We’re all familiar with the infamous quote: Insanity is doing the same thing over and over again and expecting different results.
News headlines from around the globe recently told the story of how hackers were able to steal hundreds of millions of dollars from banks using malware. The story was based on a report released by Kaspersky Labs.
The singular most important element of this breach is that it was done in a “low and slow” fashion over several months. The threat actors used extended term, flat and insidious attack and exfiltration methods that went virtually undetected via all defense-in-depth security solutions in place.
Think about that for a second. Banks are the most invested, mature, and aware institutions when it comes to stopping the bad guys. They put millions of dollars toward security infrastructure to guard against this type of loss (cash!). But still, the hack and loss cycle continues.
Hackers are getting really good at exploiting the most boring, repeatable, and accepted activities of normal employees behind the firewalls and advanced perimeter defenses they sit behind today. A simple phishing exploit is all it takes to break through the castle door or jump the moat. The holy grail of any breach is to get full access to an identity and its credentials to traverse the network, plant malware and call home.

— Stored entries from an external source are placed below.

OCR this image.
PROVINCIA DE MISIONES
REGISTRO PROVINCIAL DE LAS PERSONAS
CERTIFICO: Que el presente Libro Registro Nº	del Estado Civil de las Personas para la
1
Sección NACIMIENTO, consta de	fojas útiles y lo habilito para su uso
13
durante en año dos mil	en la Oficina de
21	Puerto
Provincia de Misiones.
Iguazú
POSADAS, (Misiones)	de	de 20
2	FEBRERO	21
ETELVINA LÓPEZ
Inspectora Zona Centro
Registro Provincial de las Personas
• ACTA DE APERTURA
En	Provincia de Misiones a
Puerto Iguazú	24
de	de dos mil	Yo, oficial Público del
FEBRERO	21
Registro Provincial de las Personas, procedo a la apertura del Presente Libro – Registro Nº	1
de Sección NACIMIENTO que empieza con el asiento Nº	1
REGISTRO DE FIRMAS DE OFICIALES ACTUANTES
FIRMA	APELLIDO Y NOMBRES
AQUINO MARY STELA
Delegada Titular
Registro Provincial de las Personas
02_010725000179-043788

Why not just stop the phishing attacks by training end users not to click on email that seems out of band or odd. Don't click on attachments or links to subscribe, login or answer any questions on web-based forms. While training is a noble pursuit and necessary, the phishing attacks just have to be right one time. When a threat actor launches an attack that is planned to take months or years to carry out, all they have to do is spam and wait. One new employee, one new contractor, one new business associate. That’s all it takes to p0wn a target. Keystroke loggers and botnet malware will do the rest. So what is the alternative to training and awareness?
The first, most critical aspect of recognizing these destructive attack patterns is to build a baseline around users and the applications, data and machines (networks) they access on a regular basis. But that alone isn't enough. For example, if Betty was phished on her second day on the job, looking at all her activity over a year may be meaningless from an anomaly perspective. She's been hacked all along and nothing would look out of the ordinary.
Instead, we can put Betty in a peer group to contrast her activity against others with her similar job function and role in the company. This way, peer group analytics can zero in on suspicious or outlier patterns that don't just rely on huge shifts in behavior (like massive downloads or unusual geo-location login activities). The low and slow activities of moving money around and using Betty's ID to go to unusual places it does not normally require to perform her job suddenly become threat indicators that are 'High' not 'Low' or 'Normal.'
The problem with the type of attack exposed in the Kaspersky report is that it blurs the line between cyber and insider threats. Hackers are focusing on and exploiting human factors as they know full well that most security tools aren't smart enough to put patterns of human behavior in context. That's why low and slow is so effective.
One way to detect these attacks is using a concept called “self-audit.” Imagine if Betty routinely received a credit card-like statement of her activity. It could highlight anomalous behaviors and enable her to automatically alert the security team if she noticed any transactions not made by her. This and other techniques can help transform humans from being a weak link to weapons in the fight against threats.
We can’t keep doing the same thing over and over again and expecting different results. We know attackers are exploiting human factors to cover their tracks. Once an identity is compromised, you can be dead certain that odd or deviant behavior patterns will show up. The type of activity that is out of band, which a typical employee just would never attempt. So let’s gather security intelligence that monitors and measures users’ behavior to identify risky events very early in the kill chain. Ideally, in the reconnaissance phase.